Herbívoros gigantescos, já extintos, circulavam pelo Cerrado durante a Era do Gelo ou Pleistoceno, que findou há 11 mil anos. Os mamíferos adoravam saborear o baru, o abacate e o jatobá, frutos com sementes muito rígidas. Como não conseguiam triturá-las, os bichões as defecavam inteiras e, assim, as espalhavam.
Curiosidades do tipo aparecem nos verbetes de Seeds and tales. Pockstaller escreveu a primeira versão dos textos. Mirna Wabi-Sabi complementou a pesquisa e se encarregou da redação final. Com uma câmera digital Canon, uma lente ultramacro de 70 mm e um flash, Riccardo Riccio tirou os retratos ampliados das 303 espécies.
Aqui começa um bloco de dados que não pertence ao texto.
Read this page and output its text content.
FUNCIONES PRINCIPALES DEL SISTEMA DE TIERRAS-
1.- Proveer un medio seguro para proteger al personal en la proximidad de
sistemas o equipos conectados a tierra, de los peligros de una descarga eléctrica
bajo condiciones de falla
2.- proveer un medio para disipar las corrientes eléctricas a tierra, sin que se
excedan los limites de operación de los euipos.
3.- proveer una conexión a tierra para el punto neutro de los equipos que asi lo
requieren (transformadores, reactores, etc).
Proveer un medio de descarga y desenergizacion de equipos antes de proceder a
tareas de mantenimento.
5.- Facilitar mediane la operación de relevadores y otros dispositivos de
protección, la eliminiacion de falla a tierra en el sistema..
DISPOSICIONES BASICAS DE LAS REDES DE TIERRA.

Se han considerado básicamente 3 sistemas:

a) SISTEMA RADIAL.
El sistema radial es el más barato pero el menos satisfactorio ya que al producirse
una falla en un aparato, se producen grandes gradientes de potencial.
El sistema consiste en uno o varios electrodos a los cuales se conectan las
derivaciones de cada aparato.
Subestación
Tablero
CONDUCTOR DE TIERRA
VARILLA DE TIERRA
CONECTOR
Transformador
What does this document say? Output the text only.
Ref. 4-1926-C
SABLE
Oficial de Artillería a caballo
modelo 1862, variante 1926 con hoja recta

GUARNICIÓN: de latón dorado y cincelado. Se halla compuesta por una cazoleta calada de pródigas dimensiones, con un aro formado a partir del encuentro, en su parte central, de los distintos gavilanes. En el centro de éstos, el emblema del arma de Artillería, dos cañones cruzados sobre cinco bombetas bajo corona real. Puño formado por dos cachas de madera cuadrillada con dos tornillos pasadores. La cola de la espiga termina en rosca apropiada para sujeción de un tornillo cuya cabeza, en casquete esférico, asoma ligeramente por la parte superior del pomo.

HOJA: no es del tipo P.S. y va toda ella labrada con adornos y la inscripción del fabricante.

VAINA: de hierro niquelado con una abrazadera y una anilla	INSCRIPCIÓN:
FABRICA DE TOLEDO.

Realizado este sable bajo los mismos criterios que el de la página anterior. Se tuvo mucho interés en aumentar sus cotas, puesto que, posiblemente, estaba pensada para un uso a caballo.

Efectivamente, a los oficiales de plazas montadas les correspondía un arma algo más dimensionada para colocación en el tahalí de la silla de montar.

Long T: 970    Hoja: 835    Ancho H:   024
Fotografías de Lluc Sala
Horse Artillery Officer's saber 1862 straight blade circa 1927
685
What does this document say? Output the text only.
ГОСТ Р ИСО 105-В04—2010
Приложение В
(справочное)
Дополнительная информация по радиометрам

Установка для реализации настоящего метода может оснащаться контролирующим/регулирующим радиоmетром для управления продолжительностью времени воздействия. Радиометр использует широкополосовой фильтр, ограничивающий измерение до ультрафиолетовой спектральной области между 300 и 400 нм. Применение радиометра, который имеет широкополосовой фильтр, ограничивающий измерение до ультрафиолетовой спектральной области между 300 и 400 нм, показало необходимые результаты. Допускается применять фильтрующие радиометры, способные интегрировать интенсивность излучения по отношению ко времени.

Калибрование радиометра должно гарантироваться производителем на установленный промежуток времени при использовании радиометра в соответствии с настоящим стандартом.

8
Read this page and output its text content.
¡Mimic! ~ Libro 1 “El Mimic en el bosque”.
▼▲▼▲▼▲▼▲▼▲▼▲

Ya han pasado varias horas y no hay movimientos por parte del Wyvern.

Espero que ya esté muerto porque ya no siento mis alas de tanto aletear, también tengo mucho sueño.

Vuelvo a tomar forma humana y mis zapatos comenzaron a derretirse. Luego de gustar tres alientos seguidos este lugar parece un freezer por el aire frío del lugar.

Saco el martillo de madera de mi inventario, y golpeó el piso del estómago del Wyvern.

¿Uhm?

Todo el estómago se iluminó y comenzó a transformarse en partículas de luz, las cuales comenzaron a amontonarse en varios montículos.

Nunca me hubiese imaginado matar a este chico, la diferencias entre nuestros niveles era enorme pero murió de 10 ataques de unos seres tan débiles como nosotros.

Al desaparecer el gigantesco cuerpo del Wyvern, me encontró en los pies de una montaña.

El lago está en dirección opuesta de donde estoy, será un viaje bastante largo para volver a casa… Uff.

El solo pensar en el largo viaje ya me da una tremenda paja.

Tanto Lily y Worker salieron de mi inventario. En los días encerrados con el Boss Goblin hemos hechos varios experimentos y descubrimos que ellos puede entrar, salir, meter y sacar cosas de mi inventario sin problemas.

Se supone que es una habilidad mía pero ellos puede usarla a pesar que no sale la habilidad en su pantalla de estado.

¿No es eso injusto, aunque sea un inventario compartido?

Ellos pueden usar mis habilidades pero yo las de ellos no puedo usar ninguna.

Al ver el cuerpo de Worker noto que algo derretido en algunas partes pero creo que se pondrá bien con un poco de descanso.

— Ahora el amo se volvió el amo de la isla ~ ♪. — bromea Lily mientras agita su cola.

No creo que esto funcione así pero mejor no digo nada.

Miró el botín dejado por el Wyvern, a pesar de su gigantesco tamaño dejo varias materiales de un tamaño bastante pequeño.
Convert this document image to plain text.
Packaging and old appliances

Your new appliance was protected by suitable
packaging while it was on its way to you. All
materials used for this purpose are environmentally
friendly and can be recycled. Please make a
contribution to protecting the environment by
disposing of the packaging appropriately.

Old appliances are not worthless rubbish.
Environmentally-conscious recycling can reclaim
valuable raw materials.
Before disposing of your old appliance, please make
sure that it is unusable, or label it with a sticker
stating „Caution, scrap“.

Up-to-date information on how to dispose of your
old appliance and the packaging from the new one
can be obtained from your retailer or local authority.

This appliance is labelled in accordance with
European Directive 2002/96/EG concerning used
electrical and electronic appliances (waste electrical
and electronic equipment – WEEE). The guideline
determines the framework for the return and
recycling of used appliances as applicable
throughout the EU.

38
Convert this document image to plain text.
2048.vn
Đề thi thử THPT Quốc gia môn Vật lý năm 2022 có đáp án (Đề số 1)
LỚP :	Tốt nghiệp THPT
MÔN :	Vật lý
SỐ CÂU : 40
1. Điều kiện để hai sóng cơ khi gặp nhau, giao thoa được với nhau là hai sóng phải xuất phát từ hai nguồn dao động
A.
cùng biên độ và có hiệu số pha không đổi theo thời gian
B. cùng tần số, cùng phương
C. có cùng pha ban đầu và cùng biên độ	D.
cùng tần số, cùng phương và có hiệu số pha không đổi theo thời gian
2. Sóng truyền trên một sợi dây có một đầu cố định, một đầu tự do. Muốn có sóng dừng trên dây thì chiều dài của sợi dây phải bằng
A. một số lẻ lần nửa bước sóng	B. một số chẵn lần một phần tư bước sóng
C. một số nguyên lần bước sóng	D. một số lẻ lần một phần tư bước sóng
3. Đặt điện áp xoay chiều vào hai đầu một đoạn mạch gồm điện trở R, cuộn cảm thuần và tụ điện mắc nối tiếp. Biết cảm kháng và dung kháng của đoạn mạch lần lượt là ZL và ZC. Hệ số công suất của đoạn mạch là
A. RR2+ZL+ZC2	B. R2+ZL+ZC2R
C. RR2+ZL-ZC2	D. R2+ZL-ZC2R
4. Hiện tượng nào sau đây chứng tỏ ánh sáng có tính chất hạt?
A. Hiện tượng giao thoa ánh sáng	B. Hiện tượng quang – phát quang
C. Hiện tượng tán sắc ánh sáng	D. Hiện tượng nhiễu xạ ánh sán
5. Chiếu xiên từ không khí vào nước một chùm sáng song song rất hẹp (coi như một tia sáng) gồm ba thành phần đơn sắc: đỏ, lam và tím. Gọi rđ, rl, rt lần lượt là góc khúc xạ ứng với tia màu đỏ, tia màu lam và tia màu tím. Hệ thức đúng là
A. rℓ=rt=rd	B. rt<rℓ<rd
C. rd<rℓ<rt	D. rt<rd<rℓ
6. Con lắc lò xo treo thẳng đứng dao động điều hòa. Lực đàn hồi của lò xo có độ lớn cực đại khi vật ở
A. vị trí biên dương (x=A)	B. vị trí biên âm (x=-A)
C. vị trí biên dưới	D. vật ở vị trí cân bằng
A casa de São Conrado serviu de estúdio. “Posicionei cada semente num fundo preto e a fotografei em cem distâncias diferentes”, explica o ítalo-brasileiro. “Depois, usei um software para sobrepor todas as imagens.” Batizada de focus stacking, a técnica permite registrar as mínimas nuances de um objeto e resulta em fotos bastante nítidas.
Desde o nascimento, Riccio enfrenta um transtorno ocular degenerativo e progressivo, a doença de Stargardt, que lhe roubou 90% da visão. “Enxergo tudo embaçado. O pior é que nenhum óculos, lente de contato ou cirurgia resolve o problema. Graças à ultramacro, os grãozinhos crioulos adquiriram uma clareza que meus olhos – e, talvez, os de qualquer humano – jamais captariam naturalmente.”
O fotógrafo e a Trovão Tropical financiam o Seeds Collective, que gastou cerca de 150 mil reais até agora. “Trata-se de um trabalho em permanente continuidade”, enfatiza Zurī Rosalino. “Se depender de nós, vamos catalogar e disseminar o maior número possível de sementes.” Uma fração dos lucros trazidos pelas vendas dos quadros irá para agricultores familiares, hortas urbanas, ações de reflorestamento e militantes que promovem a causa ecológica.
O modo de retratar os grãos acabou por deixá-los parecidos com planetas que flutuam na escuridão do Universo. “Faz um baita sentido, né?”, diz Pockstaller. “Sementes são mesmo planetinhas, umas cápsulas de energia e potencialidades que garantem a existência do nosso planetão.”